Eventually, she bumps into a pair of Dollar Store Ghostbusters, whose plan involves building a replica of Carla’s house in a university gym, and freezing the spirit with liquid helium when it shows up. This works about as well as you think it would i.e. not at all. But it’s all okay, because the end caption informs us, Carla and her family moved to Texas, and the entity largely got bored and drifted off or something. This is all based on the “true” story of Doris Bither, but largely demonstrates the problem with trying to adapt such things. Without the ability to answer questions, you’re left with something missing most of the key elements typically present in this kind of story. It desperately needs an Indian burial ground, or something, to provide structure. Instead, we get random sequences like the entity taking over Carla’s car, once, and for no particular reason.

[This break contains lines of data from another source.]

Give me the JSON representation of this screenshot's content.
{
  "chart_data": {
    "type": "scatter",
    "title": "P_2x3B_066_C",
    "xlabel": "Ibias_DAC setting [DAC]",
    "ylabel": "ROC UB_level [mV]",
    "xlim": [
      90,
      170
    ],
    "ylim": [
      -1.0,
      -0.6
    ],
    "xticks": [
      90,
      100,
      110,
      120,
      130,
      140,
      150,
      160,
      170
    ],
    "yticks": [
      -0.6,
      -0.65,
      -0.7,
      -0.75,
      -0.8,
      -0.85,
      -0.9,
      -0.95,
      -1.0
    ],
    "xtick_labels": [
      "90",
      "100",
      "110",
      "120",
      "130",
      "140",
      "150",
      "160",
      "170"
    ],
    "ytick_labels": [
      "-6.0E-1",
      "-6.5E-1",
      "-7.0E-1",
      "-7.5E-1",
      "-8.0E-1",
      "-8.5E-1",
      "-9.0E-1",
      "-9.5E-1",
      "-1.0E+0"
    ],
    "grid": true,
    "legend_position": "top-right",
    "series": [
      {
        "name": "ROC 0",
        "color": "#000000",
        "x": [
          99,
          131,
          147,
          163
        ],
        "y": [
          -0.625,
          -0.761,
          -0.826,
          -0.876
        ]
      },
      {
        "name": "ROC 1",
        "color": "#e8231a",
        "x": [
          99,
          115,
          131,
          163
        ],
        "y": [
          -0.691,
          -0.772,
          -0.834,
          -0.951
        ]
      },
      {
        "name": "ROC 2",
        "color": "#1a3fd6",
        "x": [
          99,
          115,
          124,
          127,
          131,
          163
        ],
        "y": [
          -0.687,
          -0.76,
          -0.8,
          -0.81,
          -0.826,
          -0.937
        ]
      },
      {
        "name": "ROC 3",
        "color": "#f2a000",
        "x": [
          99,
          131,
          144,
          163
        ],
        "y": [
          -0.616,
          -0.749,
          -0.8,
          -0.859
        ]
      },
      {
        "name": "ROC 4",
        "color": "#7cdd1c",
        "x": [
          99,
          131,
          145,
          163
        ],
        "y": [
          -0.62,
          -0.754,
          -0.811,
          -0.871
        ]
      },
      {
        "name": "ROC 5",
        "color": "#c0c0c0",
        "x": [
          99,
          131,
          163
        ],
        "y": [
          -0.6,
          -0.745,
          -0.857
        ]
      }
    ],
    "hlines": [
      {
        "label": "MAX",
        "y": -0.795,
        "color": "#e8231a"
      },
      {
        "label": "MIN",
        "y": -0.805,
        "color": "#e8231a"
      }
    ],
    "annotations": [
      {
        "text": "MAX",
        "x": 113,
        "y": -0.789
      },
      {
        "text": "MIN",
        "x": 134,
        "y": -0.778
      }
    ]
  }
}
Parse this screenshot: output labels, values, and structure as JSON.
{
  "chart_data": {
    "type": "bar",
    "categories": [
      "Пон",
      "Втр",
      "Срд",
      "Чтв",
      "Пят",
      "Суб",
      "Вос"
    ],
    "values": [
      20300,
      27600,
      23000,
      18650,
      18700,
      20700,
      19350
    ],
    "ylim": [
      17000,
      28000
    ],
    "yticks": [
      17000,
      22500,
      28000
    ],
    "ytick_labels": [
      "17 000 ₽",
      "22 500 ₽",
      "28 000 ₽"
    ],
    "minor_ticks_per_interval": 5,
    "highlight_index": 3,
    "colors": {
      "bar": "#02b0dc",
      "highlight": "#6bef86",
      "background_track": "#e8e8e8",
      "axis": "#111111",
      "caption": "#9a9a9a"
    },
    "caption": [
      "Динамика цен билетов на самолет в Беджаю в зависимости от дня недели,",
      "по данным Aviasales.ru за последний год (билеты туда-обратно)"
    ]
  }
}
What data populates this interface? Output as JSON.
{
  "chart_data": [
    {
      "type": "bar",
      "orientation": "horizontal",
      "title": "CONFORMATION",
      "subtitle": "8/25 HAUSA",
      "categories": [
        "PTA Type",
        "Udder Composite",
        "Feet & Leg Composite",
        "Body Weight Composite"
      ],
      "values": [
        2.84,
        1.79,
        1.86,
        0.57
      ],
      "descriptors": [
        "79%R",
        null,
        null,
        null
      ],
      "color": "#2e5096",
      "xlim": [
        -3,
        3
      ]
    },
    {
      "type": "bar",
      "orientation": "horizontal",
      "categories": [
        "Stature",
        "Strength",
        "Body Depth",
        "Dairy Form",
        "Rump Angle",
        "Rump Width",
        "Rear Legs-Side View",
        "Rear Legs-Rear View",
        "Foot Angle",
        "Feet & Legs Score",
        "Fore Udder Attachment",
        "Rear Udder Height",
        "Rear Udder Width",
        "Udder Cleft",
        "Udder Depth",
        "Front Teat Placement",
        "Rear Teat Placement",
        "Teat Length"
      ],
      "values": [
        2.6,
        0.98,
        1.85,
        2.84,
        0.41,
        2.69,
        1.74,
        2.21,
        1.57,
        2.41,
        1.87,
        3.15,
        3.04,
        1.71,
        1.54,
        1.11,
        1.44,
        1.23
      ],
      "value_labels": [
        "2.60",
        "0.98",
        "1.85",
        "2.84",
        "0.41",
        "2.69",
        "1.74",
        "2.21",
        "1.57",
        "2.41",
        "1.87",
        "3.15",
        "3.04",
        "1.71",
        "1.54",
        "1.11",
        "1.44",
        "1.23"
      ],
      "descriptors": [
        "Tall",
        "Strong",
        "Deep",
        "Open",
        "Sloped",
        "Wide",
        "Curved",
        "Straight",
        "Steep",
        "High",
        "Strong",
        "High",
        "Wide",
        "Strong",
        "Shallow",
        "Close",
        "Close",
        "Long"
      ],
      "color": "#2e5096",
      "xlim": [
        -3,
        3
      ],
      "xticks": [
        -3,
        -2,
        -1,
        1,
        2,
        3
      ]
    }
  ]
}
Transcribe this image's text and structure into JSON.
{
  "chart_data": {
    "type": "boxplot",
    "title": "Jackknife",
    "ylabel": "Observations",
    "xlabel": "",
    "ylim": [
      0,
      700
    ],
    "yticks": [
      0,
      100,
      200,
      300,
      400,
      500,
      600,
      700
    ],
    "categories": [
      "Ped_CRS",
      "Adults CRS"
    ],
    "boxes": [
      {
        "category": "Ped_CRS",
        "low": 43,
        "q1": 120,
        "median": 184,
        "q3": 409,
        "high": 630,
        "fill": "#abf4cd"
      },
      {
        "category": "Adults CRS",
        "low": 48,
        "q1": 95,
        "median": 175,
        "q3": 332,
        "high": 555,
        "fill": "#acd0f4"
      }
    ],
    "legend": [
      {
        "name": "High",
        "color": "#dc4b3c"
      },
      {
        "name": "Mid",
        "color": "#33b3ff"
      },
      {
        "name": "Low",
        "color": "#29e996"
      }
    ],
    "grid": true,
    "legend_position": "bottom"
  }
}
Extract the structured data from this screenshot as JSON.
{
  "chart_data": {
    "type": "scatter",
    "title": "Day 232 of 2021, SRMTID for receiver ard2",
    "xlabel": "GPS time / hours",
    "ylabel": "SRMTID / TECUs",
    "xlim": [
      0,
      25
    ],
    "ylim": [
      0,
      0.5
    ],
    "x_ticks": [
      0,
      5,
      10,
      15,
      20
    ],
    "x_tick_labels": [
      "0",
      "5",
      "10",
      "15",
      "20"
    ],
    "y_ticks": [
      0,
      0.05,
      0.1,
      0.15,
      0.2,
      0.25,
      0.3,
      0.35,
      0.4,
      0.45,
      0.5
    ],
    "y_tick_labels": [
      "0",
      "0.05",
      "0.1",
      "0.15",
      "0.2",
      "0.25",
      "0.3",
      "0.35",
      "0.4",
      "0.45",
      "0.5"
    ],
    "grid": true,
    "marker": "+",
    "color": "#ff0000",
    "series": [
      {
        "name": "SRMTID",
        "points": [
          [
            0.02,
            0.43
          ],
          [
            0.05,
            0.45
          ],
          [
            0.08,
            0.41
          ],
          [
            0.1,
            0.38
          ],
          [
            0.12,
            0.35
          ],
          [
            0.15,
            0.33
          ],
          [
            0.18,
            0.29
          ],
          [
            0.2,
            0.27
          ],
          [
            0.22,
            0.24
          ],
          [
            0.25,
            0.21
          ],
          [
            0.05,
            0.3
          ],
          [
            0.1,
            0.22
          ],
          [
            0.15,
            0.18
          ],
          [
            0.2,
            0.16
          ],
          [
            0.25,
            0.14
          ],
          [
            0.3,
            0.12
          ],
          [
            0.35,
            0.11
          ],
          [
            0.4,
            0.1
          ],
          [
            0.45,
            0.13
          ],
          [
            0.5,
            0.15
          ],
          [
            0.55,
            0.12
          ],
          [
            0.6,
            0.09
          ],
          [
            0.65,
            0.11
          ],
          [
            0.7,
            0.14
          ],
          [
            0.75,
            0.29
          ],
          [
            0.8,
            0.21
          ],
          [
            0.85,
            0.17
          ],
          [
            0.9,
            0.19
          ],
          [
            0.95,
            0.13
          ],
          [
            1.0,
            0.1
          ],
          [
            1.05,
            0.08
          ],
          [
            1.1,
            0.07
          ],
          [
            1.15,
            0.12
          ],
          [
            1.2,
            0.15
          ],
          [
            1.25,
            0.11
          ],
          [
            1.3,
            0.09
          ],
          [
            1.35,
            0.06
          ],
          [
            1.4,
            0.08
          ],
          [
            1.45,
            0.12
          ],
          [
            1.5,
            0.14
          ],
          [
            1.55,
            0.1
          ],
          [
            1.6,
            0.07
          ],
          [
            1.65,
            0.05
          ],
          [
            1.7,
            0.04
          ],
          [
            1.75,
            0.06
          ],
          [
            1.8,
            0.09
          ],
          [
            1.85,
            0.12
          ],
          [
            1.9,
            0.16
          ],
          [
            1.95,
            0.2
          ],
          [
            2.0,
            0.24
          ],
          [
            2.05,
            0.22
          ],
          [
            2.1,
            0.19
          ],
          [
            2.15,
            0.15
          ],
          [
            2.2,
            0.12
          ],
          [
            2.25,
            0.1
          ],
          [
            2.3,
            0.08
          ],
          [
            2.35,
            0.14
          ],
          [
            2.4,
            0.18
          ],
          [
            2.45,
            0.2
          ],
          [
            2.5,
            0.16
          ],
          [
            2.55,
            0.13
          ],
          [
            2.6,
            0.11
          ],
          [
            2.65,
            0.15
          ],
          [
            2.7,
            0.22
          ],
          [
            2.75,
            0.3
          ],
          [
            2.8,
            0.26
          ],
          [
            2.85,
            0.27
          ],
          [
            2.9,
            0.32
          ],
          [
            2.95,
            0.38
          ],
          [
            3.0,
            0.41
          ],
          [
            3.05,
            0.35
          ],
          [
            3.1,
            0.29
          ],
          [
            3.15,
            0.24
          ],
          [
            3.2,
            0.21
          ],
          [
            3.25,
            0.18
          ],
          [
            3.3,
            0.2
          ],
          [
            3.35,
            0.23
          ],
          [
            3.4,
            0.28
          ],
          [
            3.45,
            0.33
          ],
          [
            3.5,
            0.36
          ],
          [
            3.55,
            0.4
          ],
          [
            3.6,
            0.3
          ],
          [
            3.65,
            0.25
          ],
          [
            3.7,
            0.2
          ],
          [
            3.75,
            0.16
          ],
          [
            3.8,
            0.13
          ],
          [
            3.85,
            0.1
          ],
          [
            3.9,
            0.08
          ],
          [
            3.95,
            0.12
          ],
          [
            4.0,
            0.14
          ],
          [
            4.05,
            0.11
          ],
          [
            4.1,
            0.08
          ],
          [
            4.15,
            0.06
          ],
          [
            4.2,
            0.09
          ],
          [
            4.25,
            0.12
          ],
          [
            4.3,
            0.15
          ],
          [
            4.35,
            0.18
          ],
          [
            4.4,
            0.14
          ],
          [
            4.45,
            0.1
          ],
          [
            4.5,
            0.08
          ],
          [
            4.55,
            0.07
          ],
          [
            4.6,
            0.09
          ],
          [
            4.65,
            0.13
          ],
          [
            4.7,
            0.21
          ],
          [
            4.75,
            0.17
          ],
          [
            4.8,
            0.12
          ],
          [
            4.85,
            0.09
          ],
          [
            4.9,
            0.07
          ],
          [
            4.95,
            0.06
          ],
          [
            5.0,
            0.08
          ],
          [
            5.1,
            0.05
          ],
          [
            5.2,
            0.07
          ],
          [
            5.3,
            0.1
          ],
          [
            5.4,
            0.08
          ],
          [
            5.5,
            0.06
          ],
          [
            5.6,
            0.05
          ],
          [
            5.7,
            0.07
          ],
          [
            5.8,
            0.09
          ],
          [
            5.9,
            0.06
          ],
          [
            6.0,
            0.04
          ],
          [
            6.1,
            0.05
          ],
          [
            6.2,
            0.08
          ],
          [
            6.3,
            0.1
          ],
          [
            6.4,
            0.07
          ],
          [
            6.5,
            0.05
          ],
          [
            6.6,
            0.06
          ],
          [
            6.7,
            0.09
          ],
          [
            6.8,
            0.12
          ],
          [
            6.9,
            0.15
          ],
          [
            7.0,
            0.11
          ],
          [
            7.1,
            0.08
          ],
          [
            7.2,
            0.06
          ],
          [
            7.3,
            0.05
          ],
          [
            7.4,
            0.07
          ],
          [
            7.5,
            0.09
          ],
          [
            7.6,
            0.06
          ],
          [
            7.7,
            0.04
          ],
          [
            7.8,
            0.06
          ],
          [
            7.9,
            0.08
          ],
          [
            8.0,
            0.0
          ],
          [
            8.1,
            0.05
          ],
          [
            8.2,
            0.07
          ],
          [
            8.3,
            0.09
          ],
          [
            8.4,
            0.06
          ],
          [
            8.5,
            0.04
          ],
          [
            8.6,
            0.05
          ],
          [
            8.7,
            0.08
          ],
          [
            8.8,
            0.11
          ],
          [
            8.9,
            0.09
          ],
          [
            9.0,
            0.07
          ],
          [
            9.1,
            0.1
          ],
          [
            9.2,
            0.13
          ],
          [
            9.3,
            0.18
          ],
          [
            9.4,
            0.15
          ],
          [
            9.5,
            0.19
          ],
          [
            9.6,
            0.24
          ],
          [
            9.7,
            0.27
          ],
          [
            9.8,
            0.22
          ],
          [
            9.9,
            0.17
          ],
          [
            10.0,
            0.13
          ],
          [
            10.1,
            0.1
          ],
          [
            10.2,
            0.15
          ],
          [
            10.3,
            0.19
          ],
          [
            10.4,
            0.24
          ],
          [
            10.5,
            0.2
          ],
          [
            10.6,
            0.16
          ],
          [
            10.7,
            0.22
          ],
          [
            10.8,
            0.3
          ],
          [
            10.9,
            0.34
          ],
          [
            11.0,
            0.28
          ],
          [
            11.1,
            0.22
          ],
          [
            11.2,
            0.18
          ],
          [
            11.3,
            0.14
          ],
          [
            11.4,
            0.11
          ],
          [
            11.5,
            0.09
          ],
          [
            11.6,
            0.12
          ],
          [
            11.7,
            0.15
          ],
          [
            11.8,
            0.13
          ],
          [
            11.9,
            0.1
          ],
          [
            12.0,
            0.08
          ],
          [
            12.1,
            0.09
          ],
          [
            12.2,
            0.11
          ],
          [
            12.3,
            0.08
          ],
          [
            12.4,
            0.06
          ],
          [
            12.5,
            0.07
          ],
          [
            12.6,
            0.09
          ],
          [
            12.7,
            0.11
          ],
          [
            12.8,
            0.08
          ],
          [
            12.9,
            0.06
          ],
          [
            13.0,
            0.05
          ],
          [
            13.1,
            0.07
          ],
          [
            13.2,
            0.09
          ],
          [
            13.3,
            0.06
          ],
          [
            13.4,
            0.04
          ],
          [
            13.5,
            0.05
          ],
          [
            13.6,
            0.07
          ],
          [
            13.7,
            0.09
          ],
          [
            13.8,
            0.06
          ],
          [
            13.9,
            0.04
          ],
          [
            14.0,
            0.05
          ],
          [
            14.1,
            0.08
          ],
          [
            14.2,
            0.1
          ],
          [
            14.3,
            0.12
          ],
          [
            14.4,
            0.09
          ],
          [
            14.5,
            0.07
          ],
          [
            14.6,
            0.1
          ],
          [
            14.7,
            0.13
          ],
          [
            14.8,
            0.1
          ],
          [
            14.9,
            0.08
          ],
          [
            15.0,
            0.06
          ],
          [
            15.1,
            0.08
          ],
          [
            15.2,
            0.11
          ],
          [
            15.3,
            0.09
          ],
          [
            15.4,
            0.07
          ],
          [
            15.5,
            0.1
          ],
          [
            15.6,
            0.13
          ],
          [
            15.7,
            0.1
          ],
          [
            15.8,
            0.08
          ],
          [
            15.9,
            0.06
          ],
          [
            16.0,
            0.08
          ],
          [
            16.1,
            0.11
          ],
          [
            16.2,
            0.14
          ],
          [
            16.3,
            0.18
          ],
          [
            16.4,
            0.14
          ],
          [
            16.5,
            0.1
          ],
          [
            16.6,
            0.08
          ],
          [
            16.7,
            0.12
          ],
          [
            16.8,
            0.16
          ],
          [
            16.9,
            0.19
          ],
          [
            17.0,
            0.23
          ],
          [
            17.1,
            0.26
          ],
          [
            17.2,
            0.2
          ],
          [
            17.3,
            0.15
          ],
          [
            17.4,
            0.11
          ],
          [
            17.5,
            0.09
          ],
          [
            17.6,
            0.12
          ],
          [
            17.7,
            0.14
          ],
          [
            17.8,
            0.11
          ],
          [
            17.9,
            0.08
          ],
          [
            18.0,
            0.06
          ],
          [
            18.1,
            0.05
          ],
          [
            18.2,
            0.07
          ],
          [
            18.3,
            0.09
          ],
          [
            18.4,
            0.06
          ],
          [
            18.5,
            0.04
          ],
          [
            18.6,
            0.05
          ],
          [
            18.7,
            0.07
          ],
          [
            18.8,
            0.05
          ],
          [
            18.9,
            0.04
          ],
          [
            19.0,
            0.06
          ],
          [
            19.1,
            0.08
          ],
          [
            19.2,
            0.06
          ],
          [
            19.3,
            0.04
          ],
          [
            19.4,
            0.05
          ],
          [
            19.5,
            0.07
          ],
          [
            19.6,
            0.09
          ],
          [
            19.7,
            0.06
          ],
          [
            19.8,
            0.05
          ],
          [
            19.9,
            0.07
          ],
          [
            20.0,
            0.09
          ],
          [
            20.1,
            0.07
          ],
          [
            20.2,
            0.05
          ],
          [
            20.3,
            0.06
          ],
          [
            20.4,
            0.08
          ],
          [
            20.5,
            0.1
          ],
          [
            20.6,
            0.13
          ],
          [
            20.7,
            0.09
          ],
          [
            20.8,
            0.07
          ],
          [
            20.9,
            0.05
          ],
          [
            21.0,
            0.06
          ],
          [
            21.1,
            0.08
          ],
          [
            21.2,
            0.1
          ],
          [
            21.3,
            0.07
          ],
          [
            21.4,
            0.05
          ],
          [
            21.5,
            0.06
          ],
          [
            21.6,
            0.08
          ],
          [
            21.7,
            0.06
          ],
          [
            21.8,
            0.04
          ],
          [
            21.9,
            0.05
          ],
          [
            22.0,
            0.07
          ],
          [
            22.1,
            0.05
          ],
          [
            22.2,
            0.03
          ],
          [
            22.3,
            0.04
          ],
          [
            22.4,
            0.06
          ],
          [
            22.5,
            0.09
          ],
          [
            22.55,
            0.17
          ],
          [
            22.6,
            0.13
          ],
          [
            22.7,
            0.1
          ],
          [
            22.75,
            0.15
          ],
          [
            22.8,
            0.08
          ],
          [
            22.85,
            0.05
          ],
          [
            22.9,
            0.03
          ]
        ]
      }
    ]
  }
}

While filmed before Poltergeist, it came out afterwards, leaving The Entity feeling a bit of a second tier knock-off. Quite why this made Martin Scorsese’s list of scariest horror movies escapes me. Hershey is decent enough, I will say, but it’s clear she wasn’t up for the nudity required. Those scenes are about the worst “stick your head up through a hole in the mattress on top of a mannequin” I’ve seen in a major Hollywood movie. You wonder why they bothered with her; probably because every other actress they asked, declined. Though let’s be grateful, we were as a result spared the sight of Bette Midler being spectrally ravaged.